Finally on the big screen, Kenji Fukasaku’s Battle Royale (2000) has become something of legend in the U. S. simply because you couldn’t technically see it. It became a smash in its native Japan as well as other countries perhaps due to its super-graphic violence and the nature of the subject matter, which has kids pitted against each other to the bloody death. It didn’t find an American distributor and was for so long a bootlegged DVD (that may or may not have had correct subtitles). Now, after an official release on DVD and Blu-ray—so well timed near the arrival of its American cousin, The Hunger Games—it screens in New York for a brief run.
Battle Royale is the real deal, a truly grim, ultra-violent action movie where the nihilism is completely present from start to finish. If there was one message to the picture, it’s that there’s no hope in a contest of life and death. Where are Lincoln’s “better angels of our nature”? There are none. Not on this island. You better have your gun or knife or paper cup ready because the stakes are raised to the point of no return.
At its best, and it’s often quite amazing, it’s something akin to the movies of Sam Peckinpah. Not to sound too precious about it, but this is the kind of work that makes Japan look like it’s got a pair when it comes to graphic films, not simply for the violence but for its implications—we got to keep the population numbers down, what with the bad economy and all. The spry Kinji Fukasaku surprisingly hit 70 while making the film, though it has the feel of someone just starting out. (He died in 2003.)
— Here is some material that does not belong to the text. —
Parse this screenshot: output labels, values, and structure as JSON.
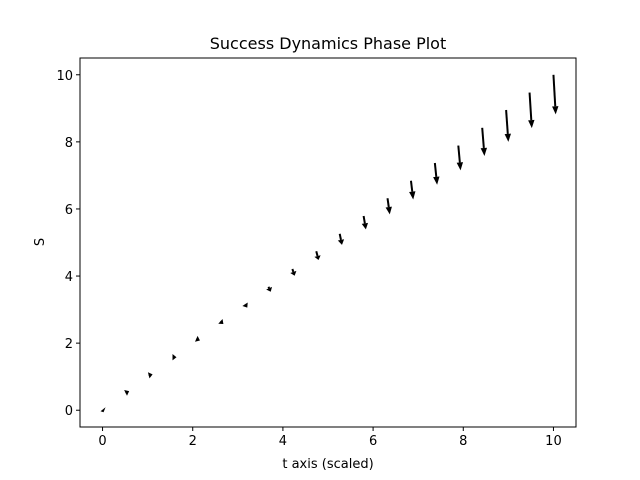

Fukasaku slightly skates the line of satire and balls-to-the-wall action flick. When the kids are instructed via video about Battle Royale, it’s like a bit on South Park. But things start to get extra intense with the constant threat of Kiriyama (Masanobu Ando), who has decided to come back for another round after previously being declared a winner. He’s a force of pure animal instinct and savagery, and there’s almost something weirdly comic to his manic violence. There’s also a strange entertainment to all of this, not so much in the expected reality-TV Survivor element (Fukasaku’s too talented for that) but in the deconstruction of all humility in the face of certain death.
Make no mistake, it’s violent, blood red stuff, with just enough outrageousness to make it worthwhile for genre fans, and with only hints of camp. But the mayhem, however unseemly it may be to some, isn’t senseless. It’s all in step with the atmosphere, where dread, inevitability, and a sinking sense of derangement is a marker for most of the scenes.
The only drawback is that the story starts to peter out with a twist after the “end” of the game, followed by more conclusions than the story needs. That being said, this is the stuff of cult-movie legend. It’s the kind of work that gets talked about big time by those who’ve seen it to those who haven’t. It’s built a reputation very quickly as one of the early 21st century’s craziest, most fearless science-fiction thrillers, and it’s deserved.